The Grandmaster Ultras would be business as usual as far as most ultra events are concerned except, and apologies to younger runners here, you are required to have lived at least half a century in order to participate. Grandmaster, in other words, is where the older generation gets to feel young again and pursue their ultra dreams without all those pesky young runners gumming up the works.
The winter edition of the Grandmaster Ultras offers the gamut of classic distances: 100 miles, 100k, 50 miles and 50k in the “Three Corners” area near Mesquite, Nevada, where the states of Arizona, Utah and Nevada converge. The spot is lonely, set as it is in a vast surrounding wilderness. The area is desert, but the mid-February race date virtually assures that the temperatures will be neither too hot during the day nor too cold at night. The scenery is awesome, including many Joshua trees in the area, which tower above with their crooked branches and yucca-like plumes that will trick the eye into seeing all sorts of fantastic beasts in the low light of dusk and dawn.
Runners in their fifties are rock stars flashing past the Joshua trees and wading through the sand on their way to a win. The sixties crowd struts whatever stuff they have left without constantly wondering if the young runners that beat them them in every other race are really that good or just cashing in on their youth. And those in their seventies can use the generous cutoff times to grit it out and make a play for their former glory.
Not surprisingly, the race has an old school feel. There were runners with fanny packs like you would have seen at Western States in the late 1980s. The talk in one group was how Monica Scholz and Hans-Dieter Weisshaar were faring. Eric Clifton was there wearing his usual crazy tights. Also, in the 100-mile distance was Clyde “the Glide” Aker, Catra Corbett, Bobby Keough and Davy Crockett, all legendary veterans of hundreds of ultras.

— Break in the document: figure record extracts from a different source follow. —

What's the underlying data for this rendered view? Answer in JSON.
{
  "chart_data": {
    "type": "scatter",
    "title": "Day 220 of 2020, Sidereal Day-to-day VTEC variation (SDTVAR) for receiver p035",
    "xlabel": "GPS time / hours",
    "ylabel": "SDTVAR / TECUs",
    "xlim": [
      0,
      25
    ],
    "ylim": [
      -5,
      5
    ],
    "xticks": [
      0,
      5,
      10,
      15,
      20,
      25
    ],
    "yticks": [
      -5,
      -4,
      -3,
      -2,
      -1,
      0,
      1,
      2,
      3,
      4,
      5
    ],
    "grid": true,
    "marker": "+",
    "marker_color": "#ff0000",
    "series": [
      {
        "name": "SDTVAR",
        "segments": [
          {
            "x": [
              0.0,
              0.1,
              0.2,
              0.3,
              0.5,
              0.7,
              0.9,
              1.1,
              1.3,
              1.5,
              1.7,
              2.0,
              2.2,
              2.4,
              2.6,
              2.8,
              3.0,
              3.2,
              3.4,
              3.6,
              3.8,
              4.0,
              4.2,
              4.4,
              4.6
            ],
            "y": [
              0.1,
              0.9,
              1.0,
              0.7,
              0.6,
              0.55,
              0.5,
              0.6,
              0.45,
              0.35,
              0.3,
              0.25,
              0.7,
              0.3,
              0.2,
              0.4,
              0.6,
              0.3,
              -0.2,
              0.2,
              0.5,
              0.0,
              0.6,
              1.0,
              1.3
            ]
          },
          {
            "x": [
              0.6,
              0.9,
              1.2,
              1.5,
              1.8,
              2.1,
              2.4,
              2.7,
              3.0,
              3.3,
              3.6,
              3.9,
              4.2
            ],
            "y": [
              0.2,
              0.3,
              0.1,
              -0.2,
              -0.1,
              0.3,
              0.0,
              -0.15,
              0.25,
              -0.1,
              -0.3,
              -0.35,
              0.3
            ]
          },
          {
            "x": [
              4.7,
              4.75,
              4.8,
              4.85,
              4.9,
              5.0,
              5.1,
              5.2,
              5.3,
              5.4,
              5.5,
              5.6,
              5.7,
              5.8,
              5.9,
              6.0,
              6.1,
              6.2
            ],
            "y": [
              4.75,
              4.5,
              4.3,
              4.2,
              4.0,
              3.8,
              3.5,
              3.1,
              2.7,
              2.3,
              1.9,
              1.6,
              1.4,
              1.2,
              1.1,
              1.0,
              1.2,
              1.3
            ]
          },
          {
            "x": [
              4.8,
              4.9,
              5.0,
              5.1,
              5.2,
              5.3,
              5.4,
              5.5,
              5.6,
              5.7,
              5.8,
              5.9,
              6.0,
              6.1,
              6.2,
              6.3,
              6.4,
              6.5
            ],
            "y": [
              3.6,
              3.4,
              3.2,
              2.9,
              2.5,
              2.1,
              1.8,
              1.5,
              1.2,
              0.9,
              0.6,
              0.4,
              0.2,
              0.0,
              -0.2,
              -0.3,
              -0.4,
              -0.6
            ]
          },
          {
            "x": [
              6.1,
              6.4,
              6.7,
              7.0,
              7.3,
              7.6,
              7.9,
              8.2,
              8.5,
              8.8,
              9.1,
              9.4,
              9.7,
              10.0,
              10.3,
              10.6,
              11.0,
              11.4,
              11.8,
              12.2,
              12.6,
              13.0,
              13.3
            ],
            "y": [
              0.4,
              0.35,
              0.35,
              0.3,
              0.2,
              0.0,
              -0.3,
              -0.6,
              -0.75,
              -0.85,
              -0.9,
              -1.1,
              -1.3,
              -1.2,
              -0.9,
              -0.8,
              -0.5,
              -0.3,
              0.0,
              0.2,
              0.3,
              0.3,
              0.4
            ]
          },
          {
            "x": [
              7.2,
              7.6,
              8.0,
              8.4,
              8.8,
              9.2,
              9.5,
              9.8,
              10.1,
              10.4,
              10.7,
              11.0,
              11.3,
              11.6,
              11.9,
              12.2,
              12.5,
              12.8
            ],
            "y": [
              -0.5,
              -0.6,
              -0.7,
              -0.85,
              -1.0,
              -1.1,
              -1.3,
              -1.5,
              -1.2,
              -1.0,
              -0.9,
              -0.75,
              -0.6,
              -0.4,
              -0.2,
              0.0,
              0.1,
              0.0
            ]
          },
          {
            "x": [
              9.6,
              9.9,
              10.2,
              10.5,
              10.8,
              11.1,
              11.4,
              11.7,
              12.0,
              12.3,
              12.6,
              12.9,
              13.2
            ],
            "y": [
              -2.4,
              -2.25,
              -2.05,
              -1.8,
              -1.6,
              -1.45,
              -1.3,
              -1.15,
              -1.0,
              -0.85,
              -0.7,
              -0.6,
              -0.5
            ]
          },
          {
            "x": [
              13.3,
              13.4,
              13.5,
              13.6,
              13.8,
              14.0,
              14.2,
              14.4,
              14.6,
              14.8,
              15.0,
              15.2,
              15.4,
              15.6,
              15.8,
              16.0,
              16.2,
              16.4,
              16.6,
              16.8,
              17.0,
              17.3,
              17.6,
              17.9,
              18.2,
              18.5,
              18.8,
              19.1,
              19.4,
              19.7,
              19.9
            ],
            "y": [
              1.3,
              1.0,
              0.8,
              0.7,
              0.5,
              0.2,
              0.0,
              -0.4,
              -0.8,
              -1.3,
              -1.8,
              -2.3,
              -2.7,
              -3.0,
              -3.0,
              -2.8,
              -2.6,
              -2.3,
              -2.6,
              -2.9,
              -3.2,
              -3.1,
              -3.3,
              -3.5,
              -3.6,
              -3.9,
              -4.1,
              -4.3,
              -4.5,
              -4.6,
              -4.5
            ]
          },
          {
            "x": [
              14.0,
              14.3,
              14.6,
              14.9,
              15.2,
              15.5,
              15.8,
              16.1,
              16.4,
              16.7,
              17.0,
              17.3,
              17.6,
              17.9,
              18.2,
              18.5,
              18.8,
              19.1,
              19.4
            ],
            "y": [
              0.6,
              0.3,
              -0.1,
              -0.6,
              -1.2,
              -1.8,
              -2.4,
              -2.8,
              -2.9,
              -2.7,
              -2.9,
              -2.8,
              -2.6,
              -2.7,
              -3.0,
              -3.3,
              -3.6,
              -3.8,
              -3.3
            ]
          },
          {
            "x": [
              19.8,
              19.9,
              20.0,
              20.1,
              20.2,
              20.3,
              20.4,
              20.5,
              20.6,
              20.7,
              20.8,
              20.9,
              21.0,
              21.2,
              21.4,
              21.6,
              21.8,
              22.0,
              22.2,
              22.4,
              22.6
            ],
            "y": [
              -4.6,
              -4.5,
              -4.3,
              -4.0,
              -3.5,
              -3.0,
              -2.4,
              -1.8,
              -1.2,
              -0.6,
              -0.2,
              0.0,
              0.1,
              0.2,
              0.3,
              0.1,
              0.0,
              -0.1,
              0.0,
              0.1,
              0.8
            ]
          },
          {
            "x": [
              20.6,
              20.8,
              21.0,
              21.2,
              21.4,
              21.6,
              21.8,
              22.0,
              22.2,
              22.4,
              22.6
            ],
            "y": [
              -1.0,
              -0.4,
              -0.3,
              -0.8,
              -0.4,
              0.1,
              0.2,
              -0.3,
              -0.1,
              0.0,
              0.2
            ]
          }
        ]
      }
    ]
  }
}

The main course is basically a 50-mile loop over rough country roads and ATV trails. Runners pass each other heading out and back on a couple of long stretches of road, but for the most part, traffic is one way. Gradual elevation change is about 2,000 feet and occasional sections of scattered rocks make walking a safer choice than running, but there are really no obstacles that will keep you up at night.
The concept of this race is a great one — to set aside one event where older runners can feel special and pursue their passion solely among their like-minded (and age-minded) peers. The course seemed beautifully calibrated to the event; it was challenging enough to DNF quite a few runners but yielded to a steady and determined effort. I would encourage any runner (once they reach age 50) to put this race on their bucket list, and then maybe visit the bucket over and over again before they are impelled to kick it.